Green’s Dictionary of Slang

fink v.

also fink on, fink out
[fink n.]
(US)

1. to inform, to inform on.

[US]Flynn’s 24 Jan. 119/1: Fink, to squeal; to inform on.
[US]D. Lamson We Who Are About to Die 106: I don’t think the guards expect you to fink.
[US]W.R. Burnett Asphalt Jungle in Four Novels (1984) 133: Where do you guys get off trying to make me fink?
[US]R. Chandler Long Good-Bye 56: Suppose you had to hire a private eye [...] Would you want one that finked on his friends?
[US]L. Bruce How to Talk Dirty 134: Felons ashamed of having finked out eagerly at their first sight of bars.
[US]T. Wolfe Electric Kool-Aid Acid Test (1969) 194: More lying, finking, framing, politicking by the constables than a body could believe.
[US]E. Bunker No Beast So Fierce 77: After vehemently denying that he’d finked on Lionel and Bulldog [...] he told of how he’d been the middle man in peddling some hot diamonds.
[US]E. Folb Runnin’ Down Some Lines 36: The highest mark of a real partner was that the person didn’t fink [...] by informing.
[US](con. 1967) Bunch & Cole Reckoning for Kings (1989) 111: He was, however, never [...] finked on by any of the GIs to officers.
[UK]Guardian Guide 15–21 May 18: A Fox rep [...] asked us to fink on anyone seen videotaping the screen.
[US]F. Kellerman Stalker (2001) 557: Trying to get information about him only to fink to her dad.
OnLine Dict. of Playground Sl. 🌐 fink n.v. someone who rats on a friend or another child by passing information relating to a misdemenour of some sort to an adult [...] As verb, e.g. ‘You finked on me!!’.
[US]J. Ellroy Widespread Panic 89: ‘Fink out all the skeevy goings-on I see [...] I’ve finked to HUAC, and I’ll fink to you’.

2. to back down, to let down.

[US]W. Brown Teen-Age Mafia 38: Let him fink just once more go back on his Pachuco oath and Pico would stink a shank right into his stinking heart.
[US]Time 7 Oct. 38: When Castella Branco decreed that the next President would be elected by Congress, the opposition finked out.
[US]Current Sl.
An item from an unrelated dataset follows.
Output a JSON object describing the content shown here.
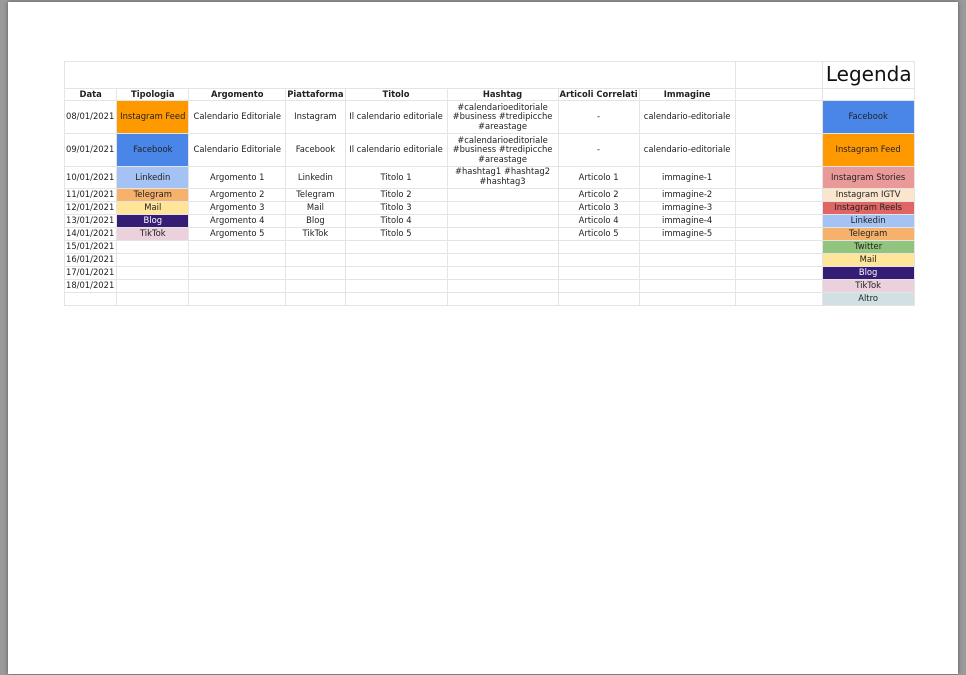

II:4 4: Fink out, v. To disappoint.
[US]E.E. Landy Underground Dict. (1972) 78: fink out on [...] Fail to do something; stand someone up; make a promise and fail to keep it.
[US]W.D. Myers The Young Landlords 121: I knew that wasn’t right, to fink out on a friend just because you were a little scared.

3. to brand as an informer.

[US] in T.I. Rubin Sweet Daddy 31: Goes to the screws, hell be finked all over the place.